Betroffene einer Kuhmilchallergie (KMA) reagieren allergisch auf Eiweiße (Proteine), die in der Kuhmilch vorkommen. Auch Milcheiweiße anderer Säugetiere wie zum Beispiel Ziegen- oder Stutenmilch können Allergien auslösen.

Um das Verständnis zu erleichtern: Bei einer Allergie handelt es sich um eine überschießende Reaktion des körpereigenen Abwehrsystems. Das Immunsystem richtet sich dabei gegen sogenannte Allergene. Diese Stoffe kommen in der Natur vor, können aus pflanzlichen oder tierischen Eiweißen bestehen und sind normalerweise harmlos.

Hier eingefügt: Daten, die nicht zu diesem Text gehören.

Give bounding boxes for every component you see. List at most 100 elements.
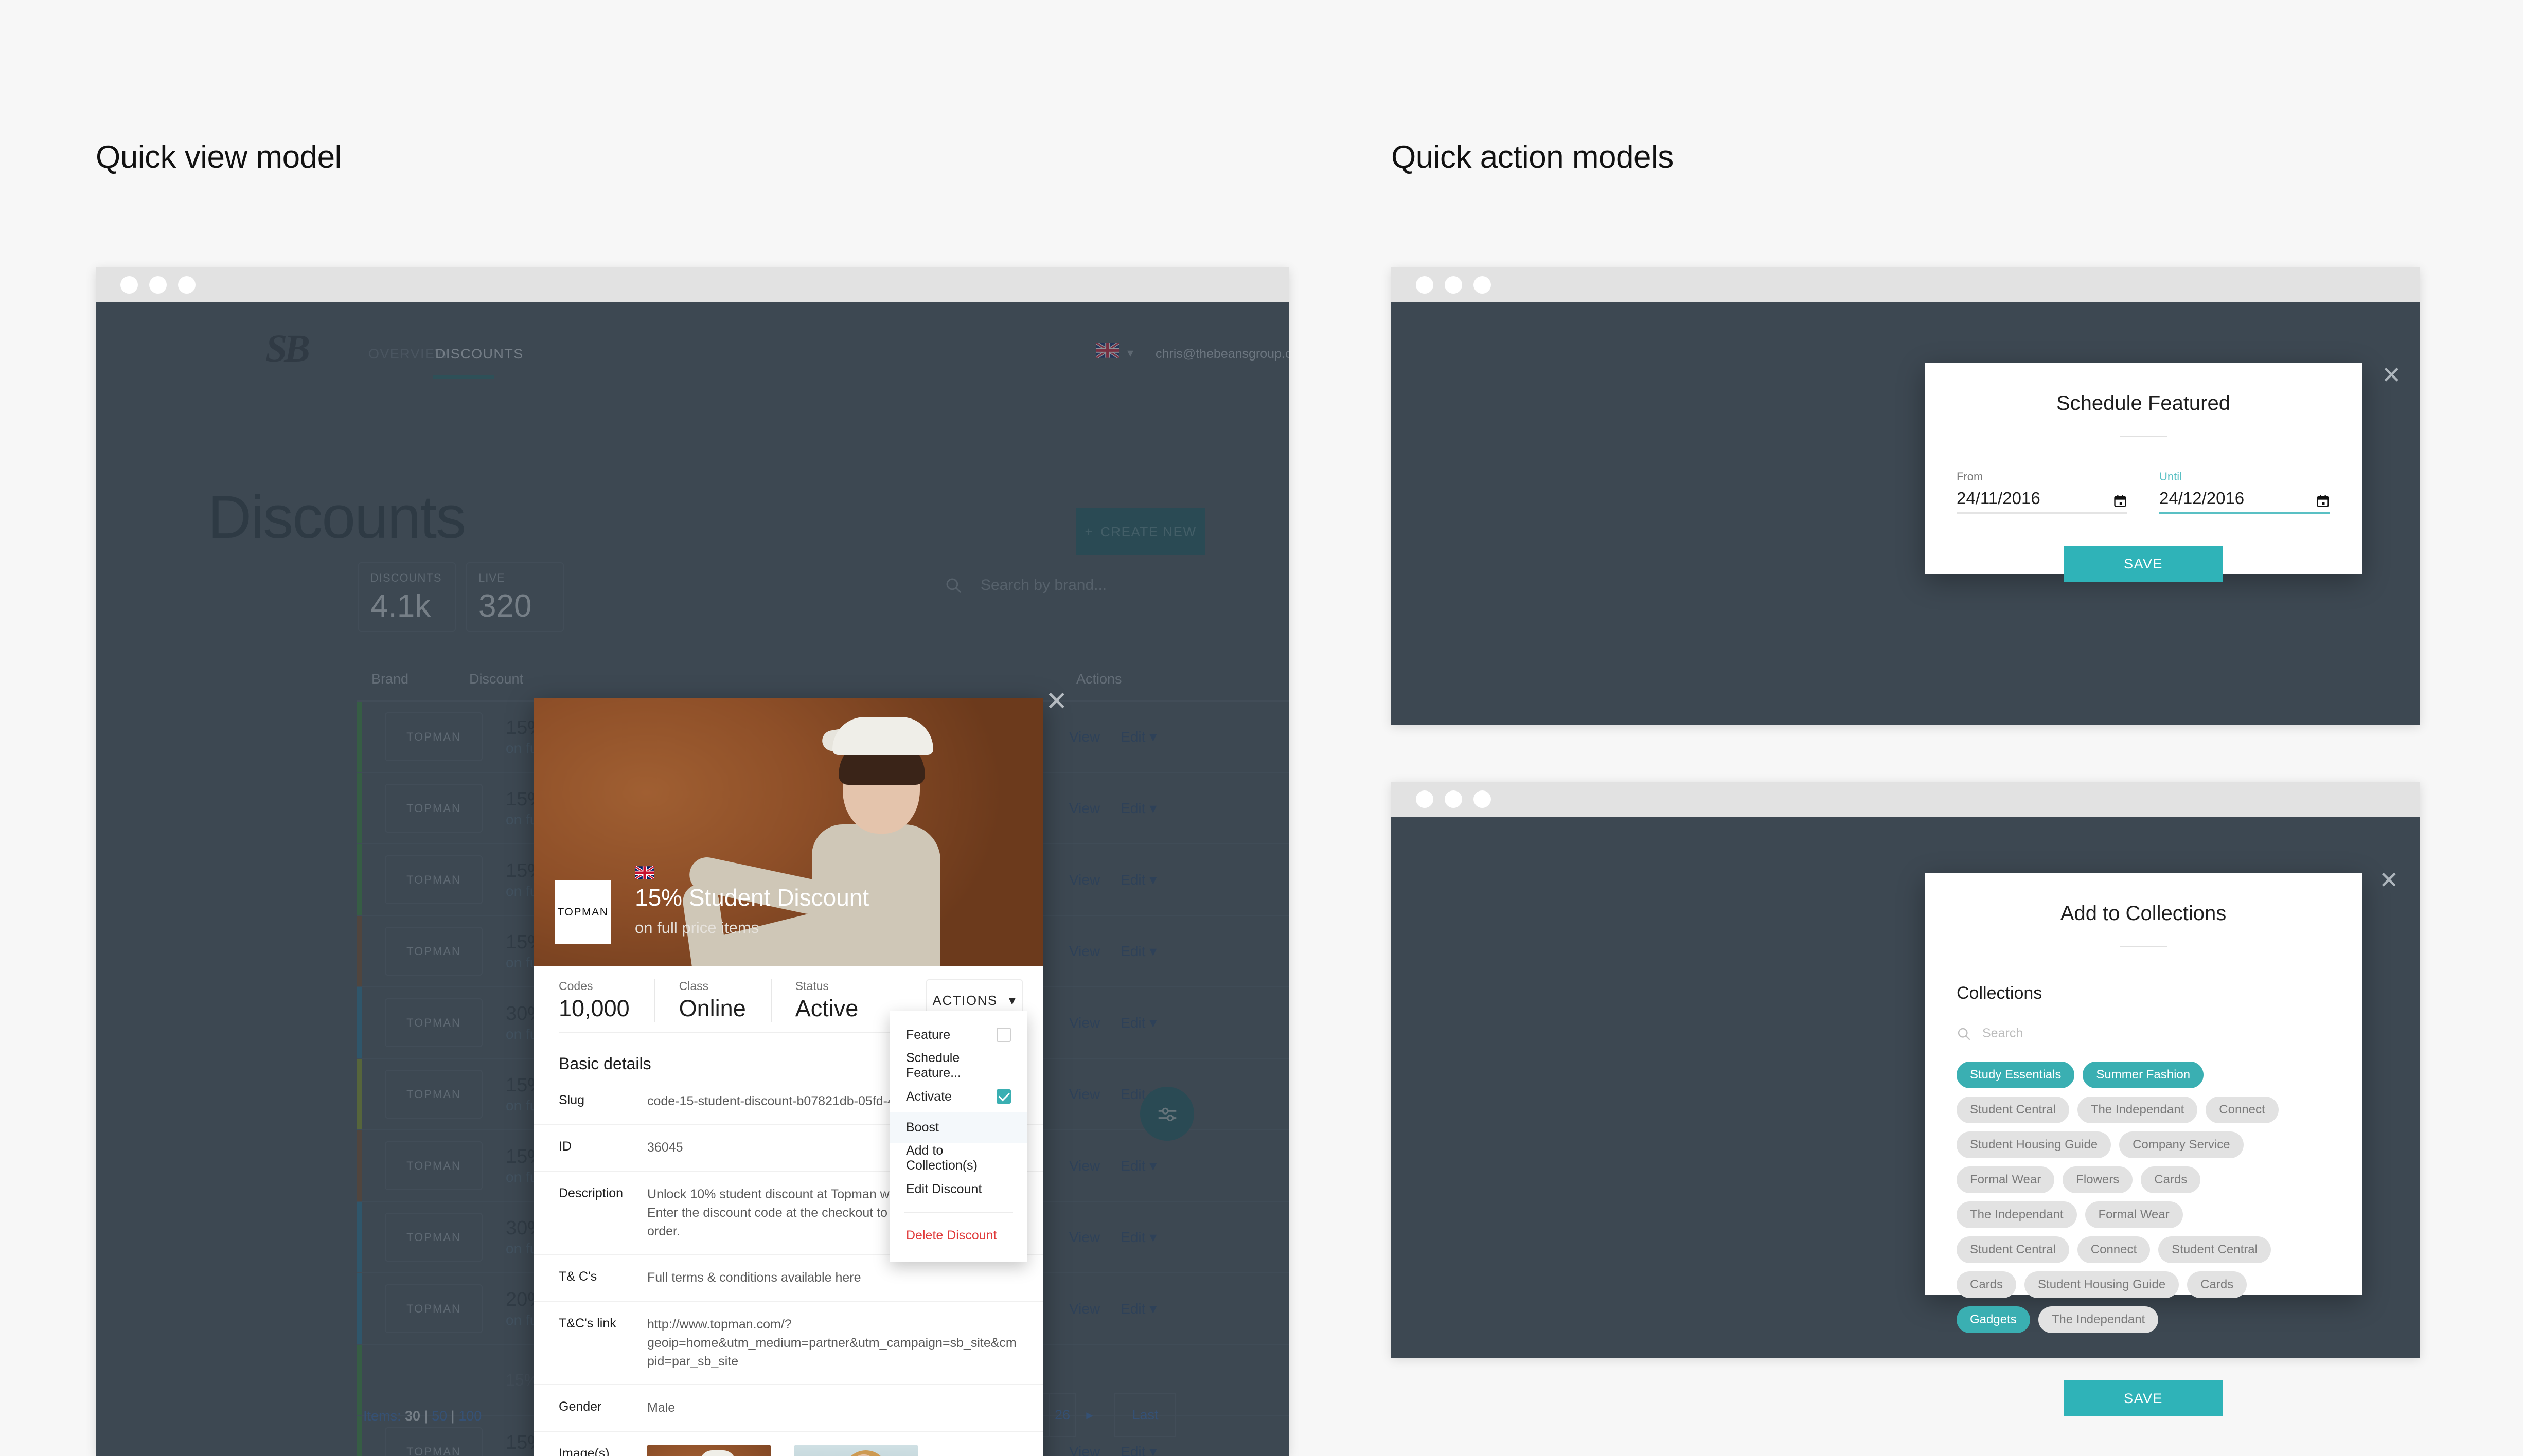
- uk-flag-icon[interactable]: [1096, 343, 1119, 358]
- row-view-link[interactable]: View: [1069, 1301, 1100, 1317]
- create-new-button[interactable]: + CREATE NEW: [1076, 508, 1205, 555]
- collection-chip[interactable]: Formal Wear: [1957, 1166, 2055, 1193]
- close-icon-collections[interactable]: ✕: [2379, 868, 2399, 892]
- row-edit-link[interactable]: Edit ▾: [1121, 728, 1157, 745]
- filter-fab-button[interactable]: [1140, 1087, 1194, 1141]
- detail-key: Slug: [559, 1093, 585, 1107]
- collection-chip[interactable]: Summer Fashion: [2083, 1062, 2204, 1088]
- collection-chip[interactable]: Study Essentials: [1957, 1062, 2075, 1088]
- last-page-button[interactable]: Last: [1114, 1393, 1176, 1437]
- collection-chip[interactable]: Student Housing Guide: [1957, 1131, 2111, 1158]
- items-option-100[interactable]: 100: [458, 1408, 482, 1424]
- menu-item-checkbox[interactable]: [997, 1028, 1011, 1042]
- collections-heading: Collections: [1957, 983, 2042, 1003]
- collection-chip[interactable]: Student Central: [1957, 1236, 2069, 1263]
- chevron-down-icon-language[interactable]: ▾: [1127, 346, 1133, 361]
- row-edit-link[interactable]: Edit ▾: [1121, 1014, 1157, 1031]
- menu-item-feature[interactable]: Feature: [890, 1019, 1027, 1050]
- stat-class: Class Online: [654, 979, 771, 1022]
- row-view-link[interactable]: View: [1069, 1015, 1100, 1031]
- window-dot-close[interactable]: [120, 276, 138, 294]
- collection-chip[interactable]: Flowers: [2063, 1166, 2133, 1193]
- row-edit-link[interactable]: Edit ▾: [1121, 1157, 1157, 1174]
- row-edit-link[interactable]: Edit ▾: [1121, 943, 1157, 960]
- window-dot-minimize[interactable]: [1445, 276, 1462, 294]
- page-26[interactable]: 26: [1050, 1393, 1076, 1437]
- window-dot-maximize[interactable]: [1473, 790, 1491, 808]
- menu-item-delete-discount[interactable]: Delete Discount: [890, 1220, 1027, 1251]
- menu-item-activate[interactable]: Activate: [890, 1081, 1027, 1112]
- items-per-page[interactable]: Items: 30 | 50 | 100: [363, 1408, 482, 1424]
- menu-item-checkbox[interactable]: [997, 1089, 1011, 1104]
- row-edit-link[interactable]: Edit ▾: [1121, 871, 1157, 888]
- menu-item-schedule-feature[interactable]: Schedule Feature...: [890, 1050, 1027, 1081]
- row-edit-link[interactable]: Edit ▾: [1121, 1443, 1157, 1456]
- row-view-link[interactable]: View: [1069, 1158, 1100, 1174]
- nav-active-indicator: [433, 375, 494, 379]
- thumbnail-male[interactable]: [647, 1445, 771, 1456]
- search-input[interactable]: Search: [1982, 1026, 2023, 1041]
- search-input[interactable]: Search by brand...: [981, 577, 1107, 594]
- collection-chip[interactable]: Formal Wear: [2085, 1201, 2183, 1228]
- row-view-link[interactable]: View: [1069, 943, 1100, 960]
- image-item-male[interactable]: Male - Default: [647, 1445, 771, 1456]
- collection-chip[interactable]: Company Service: [2119, 1131, 2244, 1158]
- collection-chip[interactable]: The Independant: [1957, 1201, 2077, 1228]
- collection-chip[interactable]: Gadgets: [1957, 1306, 2030, 1333]
- row-view-link[interactable]: View: [1069, 800, 1100, 817]
- row-status-bar: [357, 1345, 362, 1415]
- collection-chip[interactable]: Student Central: [2158, 1236, 2271, 1263]
- image-item-female[interactable]: Female: [794, 1445, 918, 1456]
- window-dot-maximize[interactable]: [178, 276, 196, 294]
- row-actions: View Edit ▾: [1069, 1014, 1239, 1031]
- save-button-schedule[interactable]: SAVE: [2064, 546, 2223, 582]
- user-email-label[interactable]: chris@thebeansgroup.com: [1156, 347, 1289, 362]
- collection-chip[interactable]: Student Housing Guide: [2024, 1271, 2179, 1298]
- stat-label: Class: [679, 979, 709, 993]
- nav-item-discounts[interactable]: DISCOUNTS: [435, 346, 524, 362]
- row-view-link[interactable]: View: [1069, 1229, 1100, 1246]
- search-bar[interactable]: Search by brand...: [945, 572, 1289, 609]
- thumbnail-female[interactable]: [794, 1445, 918, 1456]
- row-view-link[interactable]: View: [1069, 1444, 1100, 1456]
- items-option-30[interactable]: 30: [405, 1408, 420, 1424]
- next-page-icon[interactable]: ▸: [1076, 1393, 1103, 1437]
- calendar-icon[interactable]: [2113, 494, 2127, 508]
- collections-viewport: ✕ Add to Collections Collections Search …: [1391, 817, 2420, 1416]
- row-view-link[interactable]: View: [1069, 1086, 1100, 1103]
- date-input-from[interactable]: 24/11/2016: [1957, 489, 2127, 514]
- detail-row-images: Image(s) Male - Default: [534, 1430, 1043, 1456]
- collection-chip[interactable]: Cards: [2141, 1166, 2201, 1193]
- row-view-link[interactable]: View: [1069, 872, 1100, 888]
- collection-chip[interactable]: The Independant: [2077, 1097, 2198, 1123]
- row-actions: View Edit ▾: [1069, 1229, 1239, 1246]
- window-dot-minimize[interactable]: [149, 276, 167, 294]
- menu-item-boost[interactable]: Boost: [890, 1112, 1027, 1143]
- column-header-discount[interactable]: Discount: [469, 671, 1076, 687]
- close-icon-schedule[interactable]: ✕: [2382, 363, 2402, 387]
- save-button-collections[interactable]: SAVE: [2064, 1380, 2223, 1416]
- collection-chip[interactable]: The Independant: [2038, 1306, 2159, 1333]
- row-edit-link[interactable]: Edit ▾: [1121, 1300, 1157, 1317]
- window-dot-maximize[interactable]: [1473, 276, 1491, 294]
- menu-item-add-to-collection-s[interactable]: Add to Collection(s): [890, 1143, 1027, 1174]
- close-icon-quickview[interactable]: ✕: [1045, 688, 1068, 715]
- column-header-brand[interactable]: Brand: [371, 671, 469, 687]
- items-option-50[interactable]: 50: [432, 1408, 447, 1424]
- collection-chip[interactable]: Cards: [1957, 1271, 2017, 1298]
- logo-sb[interactable]: SB: [265, 327, 322, 371]
- date-input-until[interactable]: 24/12/2016: [2159, 489, 2330, 514]
- menu-item-edit-discount[interactable]: Edit Discount: [890, 1174, 1027, 1205]
- collections-search[interactable]: Search: [1925, 1003, 2362, 1041]
- row-edit-link[interactable]: Edit ▾: [1121, 1229, 1157, 1246]
- window-dot-close[interactable]: [1416, 276, 1433, 294]
- row-edit-link[interactable]: Edit ▾: [1121, 800, 1157, 817]
- collection-chip[interactable]: Connect: [2206, 1097, 2279, 1123]
- collection-chip[interactable]: Student Central: [1957, 1097, 2069, 1123]
- calendar-icon[interactable]: [2316, 494, 2330, 508]
- collection-chip[interactable]: Cards: [2187, 1271, 2247, 1298]
- window-dot-minimize[interactable]: [1445, 790, 1462, 808]
- row-view-link[interactable]: View: [1069, 729, 1100, 745]
- window-dot-close[interactable]: [1416, 790, 1433, 808]
- collection-chip[interactable]: Connect: [2077, 1236, 2151, 1263]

Das Immunsystem eines Allergikers schätzt sie aber falsch ein und bekämpft sie. Spürbar wird das durch die allergische Reaktion. Reagiert die Immunabwehr eine Person allergisch auf einen Stoff, so spricht man davon, dass er gegen dieses Allergen „sensibilisiert“ ist.

Kuhmilchallergie: Baby und Kleinkind sind häufig betroffen

Die Kuhmilchallergie ist die häufigste Allergie bei Kindern unter drei Jahren. Insgesamt sind etwa zwei bis drei Prozent der Bevölkerung betroffen. Sie beginnt meistens in den ersten Monaten, nachdem die Muttermilch durch Milchpulver ersetzt wurde. Häufig endet die KMA im dritten Lebensjahr. Nur wenige Erwachsene sind von ihr betroffen.

Wichtig ist die Unterscheidung zwischen der Kuhmilchallergie und der Laktoseintoleranz. Die Kuhmilchallergie tritt seltener auf und ist gekennzeichnet durch eine Reaktion des Immunsystems gegen die Eiweiße der Kuhmilch. Bei der Laktoseintoleranz fehlt den Betroffenen das Enzym, das den Milchzucker, die Laktose, aufspaltet. Sie leiden häufig an Blähungen oder Durchfall nach dem Verzehr von Milch.